How much memory is needed in order to complete a model building run in SPM?
A useful measure of the training set size is the total number of cells used for modeling, which is calculated as the number of modeling variables (predictors, target, weight) times the number of learning records.
Remember, it isn't the size of the dataset that really matters – it's how much of it you want to build your model with.
We can now provide a set of rough estimates on the minimum total amount of memory in bytes required by each of the main data mining engines available in SPM:
CART: 8 X N-cells
MARS: 8 X N-cells
TreeNet: 12 X N-cells (default fast version)
8 X N-cells (slow memory efficient mode)
RandomForest: 8 X N-cells
There is a simple explanation to the observed pattern of 8 and 12. For memory efficiency reasons, each training cell is internally stored as a 4-byte number (either single precision floating point number or an integer). Therefore, 4 X N-cells bytes are needed to load the training data itself. Most engines also require a special array of sort indexes for all available predictors so that the split searching routines can work as fast as possible (most of the modeling time is obviously spent on the search for best split at each node over and over again). This indexing array also requires 4 X N-cells bytes of memory and has to be loaded all at once. Therefore, 8 X N-cells bytes are typically the dominant component in the resulting memory footprint of the application. Additional memory may be needed to accommodate inner working of the algorithms; however, its share becomes less and less significant compared to the dominant part as the datasets get larger and larger. Note that TreeNet in its default mode uses a second indexing array to facilitate fast sampling operations – this increases the resulting memory footprint by another chunk of 4 X N-cells bytes. This extra overhead can be avoided (MART LOWMEM=YES option available in SPM 7.0) at the cost of a slight increase in the overall run time of the process.

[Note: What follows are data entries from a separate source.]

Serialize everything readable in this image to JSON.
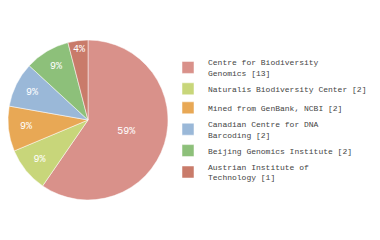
{
  "chart_data": {
    "type": "pie",
    "categories": [
      "Centre for Biodiversity\nGenomics [13]",
      "Naturalis Biodiversity Center [2]",
      "Mined from GenBank, NCBI [2]",
      "Canadian Centre for DNA\nBarcoding [2]",
      "Beijing Genomics Institute [2]",
      "Austrian Institute of\nTechnology [1]"
    ],
    "values": [
      59,
      9,
      9,
      9,
      9,
      4
    ],
    "value_labels": [
      "59%",
      "9%",
      "9%",
      "9%",
      "9%",
      "4%"
    ],
    "data_labels": true,
    "colors": [
      "#d9918a",
      "#c8d67a",
      "#e8a855",
      "#9ab8d8",
      "#8dc07a",
      "#c97b6a"
    ],
    "legend": "right"
  }
}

Going back to our example with 1,000 predictors and 1,000,000 observations, 8 Gb of memory will be needed to build a CART/MARS/RF model and 12 Gb of memory will be needed to build a default fast TN model. Note that given the complexity of the underlying algorithms, the overall run time may still become an issue on the datasets of such sizes and above in spite of the fact that the entire data is loaded in memory and readily accessible. One way to improve the situation is to run pilot models on a smaller sample of observations, use these models to filter out unimportant predictors, and then building large sample models on the reduced set of important predictors. Remember, it is the total count of training data cells that matters in the above calculations, reducing the number of cells will not only reduce the memory footprint of the application proportionally, but may also dramatically speed up your runs.